AFGE’s Council of Prison Locals represents more than 37,000 Bureau of Prisons corrections officers and staff. AFGE and CPL have been advocating for reducing the sentences of non-violent drug offenders as a way of easing the explosive growth in the BOP prison inmate population.
The number of inmates incarcerated in federal prisons has increased by 50 percent since 2000 and nearly 900 percent since 1980 – a direct result of Congress approving stricter anti-drug enforcement laws involving mandatory minimum sentences in the 1980s.

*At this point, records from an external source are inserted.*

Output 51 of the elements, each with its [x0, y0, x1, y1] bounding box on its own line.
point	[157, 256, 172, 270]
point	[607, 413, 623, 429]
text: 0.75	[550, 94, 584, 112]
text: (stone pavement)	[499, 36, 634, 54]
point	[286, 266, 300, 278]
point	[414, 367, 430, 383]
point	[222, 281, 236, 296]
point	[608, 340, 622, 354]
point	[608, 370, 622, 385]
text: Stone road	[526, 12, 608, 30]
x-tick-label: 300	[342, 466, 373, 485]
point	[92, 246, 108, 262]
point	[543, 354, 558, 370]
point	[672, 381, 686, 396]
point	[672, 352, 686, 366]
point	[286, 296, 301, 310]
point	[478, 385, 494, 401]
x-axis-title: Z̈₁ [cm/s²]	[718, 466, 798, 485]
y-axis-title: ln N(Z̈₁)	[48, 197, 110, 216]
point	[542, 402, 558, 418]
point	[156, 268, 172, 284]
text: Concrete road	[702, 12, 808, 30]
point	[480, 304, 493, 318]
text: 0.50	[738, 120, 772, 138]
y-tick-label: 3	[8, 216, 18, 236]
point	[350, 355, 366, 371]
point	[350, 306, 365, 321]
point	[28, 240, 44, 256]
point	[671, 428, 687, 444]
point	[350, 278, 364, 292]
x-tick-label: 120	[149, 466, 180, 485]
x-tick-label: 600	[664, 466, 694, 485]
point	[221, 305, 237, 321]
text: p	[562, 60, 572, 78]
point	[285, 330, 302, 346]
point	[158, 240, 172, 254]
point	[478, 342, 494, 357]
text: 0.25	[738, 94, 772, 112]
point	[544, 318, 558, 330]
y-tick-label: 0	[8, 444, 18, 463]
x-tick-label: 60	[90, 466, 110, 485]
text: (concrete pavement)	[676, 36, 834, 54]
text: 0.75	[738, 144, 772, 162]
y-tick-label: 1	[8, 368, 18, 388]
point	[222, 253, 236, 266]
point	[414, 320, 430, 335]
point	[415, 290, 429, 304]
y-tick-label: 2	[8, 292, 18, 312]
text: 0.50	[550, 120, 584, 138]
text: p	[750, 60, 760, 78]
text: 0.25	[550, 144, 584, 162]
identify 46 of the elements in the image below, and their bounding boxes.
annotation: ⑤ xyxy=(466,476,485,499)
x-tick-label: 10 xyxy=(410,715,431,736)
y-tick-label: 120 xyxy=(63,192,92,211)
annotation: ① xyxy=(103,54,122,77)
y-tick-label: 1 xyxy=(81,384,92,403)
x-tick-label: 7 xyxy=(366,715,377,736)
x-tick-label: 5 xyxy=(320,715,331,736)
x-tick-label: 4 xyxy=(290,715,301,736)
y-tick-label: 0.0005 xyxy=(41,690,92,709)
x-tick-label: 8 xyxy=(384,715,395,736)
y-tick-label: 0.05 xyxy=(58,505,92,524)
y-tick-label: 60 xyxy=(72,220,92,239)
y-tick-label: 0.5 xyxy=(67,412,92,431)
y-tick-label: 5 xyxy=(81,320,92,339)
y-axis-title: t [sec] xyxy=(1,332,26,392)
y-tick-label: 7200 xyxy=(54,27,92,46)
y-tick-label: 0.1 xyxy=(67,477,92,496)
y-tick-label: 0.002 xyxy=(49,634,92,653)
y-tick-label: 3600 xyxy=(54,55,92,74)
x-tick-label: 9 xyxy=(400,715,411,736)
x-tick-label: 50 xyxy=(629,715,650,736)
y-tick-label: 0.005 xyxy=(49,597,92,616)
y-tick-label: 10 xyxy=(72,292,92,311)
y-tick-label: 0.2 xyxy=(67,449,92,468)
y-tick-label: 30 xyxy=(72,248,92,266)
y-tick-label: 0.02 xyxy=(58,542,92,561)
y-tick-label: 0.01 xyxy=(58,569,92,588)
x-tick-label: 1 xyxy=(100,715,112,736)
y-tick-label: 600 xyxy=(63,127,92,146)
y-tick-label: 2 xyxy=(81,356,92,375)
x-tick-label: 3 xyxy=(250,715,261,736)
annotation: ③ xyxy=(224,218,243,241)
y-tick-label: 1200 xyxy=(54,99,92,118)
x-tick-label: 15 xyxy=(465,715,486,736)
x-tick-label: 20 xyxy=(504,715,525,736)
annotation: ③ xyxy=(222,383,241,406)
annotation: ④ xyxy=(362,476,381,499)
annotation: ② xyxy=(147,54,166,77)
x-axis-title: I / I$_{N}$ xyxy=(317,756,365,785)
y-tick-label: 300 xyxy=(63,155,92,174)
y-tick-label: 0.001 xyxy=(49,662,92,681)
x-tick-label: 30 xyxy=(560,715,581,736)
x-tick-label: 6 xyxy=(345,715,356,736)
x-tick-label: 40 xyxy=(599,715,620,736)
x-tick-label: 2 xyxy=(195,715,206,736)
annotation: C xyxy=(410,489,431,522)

“This modest reduction in drug sentences is a good first step in helping to reduce the explosive growth in our prison population and will provide some much-needed relief to our correctional officers and prison staff,” Council of Prison Locals President Eric Young said.
The change, approved unanimously by the U.S. Sentencing Commission, would amend sentencing guidelines for drug offenses by a level of two. For example, under the current guidelines, a first-time drug offense involving at least 10 grams of methamphetamine, but not more than 20, is a level 18 offense, which carries a recommended sentence of 27-33 months. The new guidelines would make that a level 16 offense, which carries a recommended sentence of 21-27 months.
AFGE and CPL will continue to work with the Justice Department and Congress on additional reforms that will improve the safety and security of prison staff and inmates. For instance, the union continues to advocate for passage of the Smarter Sentencing Act of 2013 (S 1410 in the Senate and HR 3382 in the House), which would make long-overdue changes to mandatory minimum sentences.